Каждое утро Кику варила ему кофе, густой, темный, бормоча моленья, пока растирала зерна:

Кофейник, Кофейник, дай нам покой, Кофейник, Кофейник, пусть дети растут, Защити нас от бед, Дай нам дождь, дай траву.

Но масса Уоллис оставлял кофе нетронутым, только все жевал и жевал кхат.

Спрошу лес, что делать, решила Кику. Она отправилась в джунгли и сидела там тихо-тихо, прислушиваясь к мириадам шепотов айана. Уже земля, которую расчищали для кофейной плантации, сплошь покрылась сорной травой: скоро деревья начнут снова расти из джунглей, и постепенно громадная дыра в лесу снова зарастет, как затягивается кожа на заживающей ране.

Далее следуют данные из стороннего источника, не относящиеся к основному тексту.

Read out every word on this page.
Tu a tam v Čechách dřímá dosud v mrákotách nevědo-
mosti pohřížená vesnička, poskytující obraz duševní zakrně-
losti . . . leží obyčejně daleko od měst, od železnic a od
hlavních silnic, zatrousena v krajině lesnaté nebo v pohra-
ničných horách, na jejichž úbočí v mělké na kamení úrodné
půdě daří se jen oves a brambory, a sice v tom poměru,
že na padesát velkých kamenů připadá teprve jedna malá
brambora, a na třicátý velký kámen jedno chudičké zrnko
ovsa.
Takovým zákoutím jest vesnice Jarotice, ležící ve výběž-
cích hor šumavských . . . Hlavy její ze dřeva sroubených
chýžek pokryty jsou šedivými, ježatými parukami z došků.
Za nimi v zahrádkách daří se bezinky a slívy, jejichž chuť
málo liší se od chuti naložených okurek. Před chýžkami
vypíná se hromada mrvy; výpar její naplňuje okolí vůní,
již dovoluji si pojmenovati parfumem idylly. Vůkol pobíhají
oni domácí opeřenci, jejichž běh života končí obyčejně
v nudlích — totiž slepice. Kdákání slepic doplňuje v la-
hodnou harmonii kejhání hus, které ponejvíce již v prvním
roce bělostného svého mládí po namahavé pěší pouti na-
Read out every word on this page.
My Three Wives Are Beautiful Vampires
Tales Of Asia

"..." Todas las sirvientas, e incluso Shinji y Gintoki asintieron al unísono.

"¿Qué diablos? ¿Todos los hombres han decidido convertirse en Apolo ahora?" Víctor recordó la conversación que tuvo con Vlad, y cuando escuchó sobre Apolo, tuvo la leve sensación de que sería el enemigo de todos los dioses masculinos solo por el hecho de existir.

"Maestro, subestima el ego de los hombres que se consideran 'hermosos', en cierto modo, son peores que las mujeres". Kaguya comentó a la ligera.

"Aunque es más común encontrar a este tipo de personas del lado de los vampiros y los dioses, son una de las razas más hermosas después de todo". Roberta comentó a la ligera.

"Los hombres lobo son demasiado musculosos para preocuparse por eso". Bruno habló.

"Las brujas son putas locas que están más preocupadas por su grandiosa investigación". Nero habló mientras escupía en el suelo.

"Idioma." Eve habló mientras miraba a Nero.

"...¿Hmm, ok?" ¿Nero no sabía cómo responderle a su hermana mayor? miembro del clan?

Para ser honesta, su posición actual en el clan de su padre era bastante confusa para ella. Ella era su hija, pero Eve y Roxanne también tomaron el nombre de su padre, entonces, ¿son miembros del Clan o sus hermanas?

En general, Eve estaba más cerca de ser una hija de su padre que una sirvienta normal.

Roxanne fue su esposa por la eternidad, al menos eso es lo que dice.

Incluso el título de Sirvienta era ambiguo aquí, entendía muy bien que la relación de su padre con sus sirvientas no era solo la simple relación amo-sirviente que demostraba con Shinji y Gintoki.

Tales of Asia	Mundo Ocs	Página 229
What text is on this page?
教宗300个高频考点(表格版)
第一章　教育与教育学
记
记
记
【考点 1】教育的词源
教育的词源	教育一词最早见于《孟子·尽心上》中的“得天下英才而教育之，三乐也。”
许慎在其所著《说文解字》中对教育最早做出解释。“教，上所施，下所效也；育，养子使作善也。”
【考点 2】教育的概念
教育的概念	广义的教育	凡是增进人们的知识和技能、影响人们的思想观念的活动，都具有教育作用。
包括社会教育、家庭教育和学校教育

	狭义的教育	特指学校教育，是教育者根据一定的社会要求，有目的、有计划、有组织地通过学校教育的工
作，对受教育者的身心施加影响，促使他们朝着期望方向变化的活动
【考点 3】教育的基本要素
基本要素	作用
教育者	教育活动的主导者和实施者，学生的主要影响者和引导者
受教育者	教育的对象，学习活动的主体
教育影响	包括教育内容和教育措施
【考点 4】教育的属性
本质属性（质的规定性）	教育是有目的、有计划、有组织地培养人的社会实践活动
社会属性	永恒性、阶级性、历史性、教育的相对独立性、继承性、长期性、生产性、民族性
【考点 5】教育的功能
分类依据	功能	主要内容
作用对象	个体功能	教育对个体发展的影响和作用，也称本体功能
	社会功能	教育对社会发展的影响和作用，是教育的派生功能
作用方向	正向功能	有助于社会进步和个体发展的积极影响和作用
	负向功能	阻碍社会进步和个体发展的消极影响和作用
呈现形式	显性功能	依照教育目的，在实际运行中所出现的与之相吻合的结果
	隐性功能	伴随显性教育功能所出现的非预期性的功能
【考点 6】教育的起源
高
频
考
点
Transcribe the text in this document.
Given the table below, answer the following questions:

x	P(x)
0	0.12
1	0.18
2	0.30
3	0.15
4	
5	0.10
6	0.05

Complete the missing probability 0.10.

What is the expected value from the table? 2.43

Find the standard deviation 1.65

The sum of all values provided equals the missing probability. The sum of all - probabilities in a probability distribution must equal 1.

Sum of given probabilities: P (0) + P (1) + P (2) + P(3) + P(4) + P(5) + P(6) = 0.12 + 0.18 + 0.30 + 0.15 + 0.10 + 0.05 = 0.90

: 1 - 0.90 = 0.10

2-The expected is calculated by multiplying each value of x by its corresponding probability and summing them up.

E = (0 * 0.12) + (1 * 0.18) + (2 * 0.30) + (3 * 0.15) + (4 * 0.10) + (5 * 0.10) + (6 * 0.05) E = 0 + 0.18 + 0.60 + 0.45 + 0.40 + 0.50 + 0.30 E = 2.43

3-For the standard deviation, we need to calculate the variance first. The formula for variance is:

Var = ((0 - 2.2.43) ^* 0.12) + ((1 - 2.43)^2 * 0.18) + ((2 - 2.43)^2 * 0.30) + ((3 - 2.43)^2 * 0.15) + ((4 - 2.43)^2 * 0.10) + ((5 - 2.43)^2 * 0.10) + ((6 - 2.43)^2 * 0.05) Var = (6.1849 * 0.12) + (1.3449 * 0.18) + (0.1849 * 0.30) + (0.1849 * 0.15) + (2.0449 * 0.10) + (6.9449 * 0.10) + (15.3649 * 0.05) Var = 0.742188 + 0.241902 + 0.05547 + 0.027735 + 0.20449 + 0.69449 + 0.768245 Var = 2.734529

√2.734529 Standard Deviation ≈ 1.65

Так часто бывало — лес не давал ей прямых ответов, вместо этого позволял спокойно собраться с мыслями, пока ответ сам не прояснится, пока она не увидит, что он уж давно глядит ей прямо в глаза.

 

Глава шестидесятая

Они отнесли массу Уоллиса в хижину, которая предназначалась для лечения больных, и положили его там на пол. В хижине была яма для очага, но не было отверстия в крыше для выхода дыма. В этой яме Кику скопила большую кучу всяких трав и коры куста ибоги. Там были еще и зерна кофе, потому что кофе усиливает действие ибоги, а также паста, изготовленная из дробленых корней ибоги.

Удушливый дым тлеющей ибоги заполнил хижину. Кику сорвала с массы Уоллиса одежду и разрисовала его тело узорами, обозначавшими его возрастной клан. Потом взяла плошку с пастой и осторожно наложила немного ему на губы и десны, потом сделала то же самое себе.

— Что ты делаешь? — пробормотал он.

— Туда, куда предстоит отправиться, отправимся вместе, — сказала она ему на языке галла.

Потом села у его постели и стала ждать, приложив руку к его запястью, чтобы духи зар, явившись, не улетели бы с ним одним, не захватив и ее.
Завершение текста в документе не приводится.